Patrick K. O'Neil, who has been coroner since 1992, remembered overdose deaths being rare early in his career and growing steadily since 1999, before which more than one heroin-related death annually was unusual. Now, heroin overdoses are the second most common cause of accidental death in the area, preceded only by traffic accidents.
"That's one more than last year and we still have four months to go," O'Neil told the Herald News about the most recent confirmed heroin overdose death involving a 28-year-old man in Joliet Township at the end of August. O'Neil said another possible overdose death is currently awaiting toxicology results, and predicted that the total number of heroin-related deaths could hit 50 before the end of 2012.
A report released earlier this month by the Illinois Consortium on Drug Policy (ICDP) tracked overdoses and related deaths in the Chicago area between 2008 and 2010, and found that Chicago remains the city with the most rampant heroin overdose problem, as evidenced by heroin-related ER admissions. In 2010, Chicago metropolitan hospitals recorded 24,360 admissions where heroin use was mentioned as a contributing factor. The second-place city, New York, recorded 12,226 heroin mentions in a five-borough analysis during the same period.
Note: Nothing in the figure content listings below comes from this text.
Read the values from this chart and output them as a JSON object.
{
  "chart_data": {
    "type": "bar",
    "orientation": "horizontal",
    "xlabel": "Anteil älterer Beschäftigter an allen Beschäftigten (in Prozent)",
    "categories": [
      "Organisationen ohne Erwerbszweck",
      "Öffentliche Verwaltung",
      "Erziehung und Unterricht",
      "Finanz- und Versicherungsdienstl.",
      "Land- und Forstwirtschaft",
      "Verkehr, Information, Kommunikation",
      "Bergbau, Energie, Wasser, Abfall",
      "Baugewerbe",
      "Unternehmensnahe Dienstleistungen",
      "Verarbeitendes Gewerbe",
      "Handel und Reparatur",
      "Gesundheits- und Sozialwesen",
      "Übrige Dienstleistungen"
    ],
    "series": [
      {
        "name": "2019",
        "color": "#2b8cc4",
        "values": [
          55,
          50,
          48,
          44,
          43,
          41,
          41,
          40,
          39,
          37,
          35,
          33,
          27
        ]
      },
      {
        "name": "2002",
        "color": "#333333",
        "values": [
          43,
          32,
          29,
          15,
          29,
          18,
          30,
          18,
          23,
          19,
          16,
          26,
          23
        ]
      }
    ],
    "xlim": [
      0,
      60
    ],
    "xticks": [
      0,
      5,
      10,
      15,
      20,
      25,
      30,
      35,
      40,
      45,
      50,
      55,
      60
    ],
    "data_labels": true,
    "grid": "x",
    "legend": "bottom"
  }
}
The ICDP’s analysis of emergency-room mentions for heroin overdoses in the Chicago metropolitan area found a 27 percent increase in admissions of patients under 20 years old between 2008 and 2010. A 12 percent increase in admitted patients aged 21 to 29 was noted over the same period.
Heroin use among young, white suburban users has been rising drastically in the last decade. While hospital discharges for heroin among Chicago residents aged 20 to 24 declined 67 percent between 1998 and 2007, heroin discharges in that same age range increased more than 200 percent in the collar counties, according to a report examining suburban heroin use specifically conducted by the Robert Crown Center for Health Education.
That study found that young suburban users demonstrate distinctive, divergent use patterns--in some cases, more extreme than their urban counterparts. The ICDP reports that 74 percent of 18 to 24 year old suburban users in publicly-funded treatment were injection users.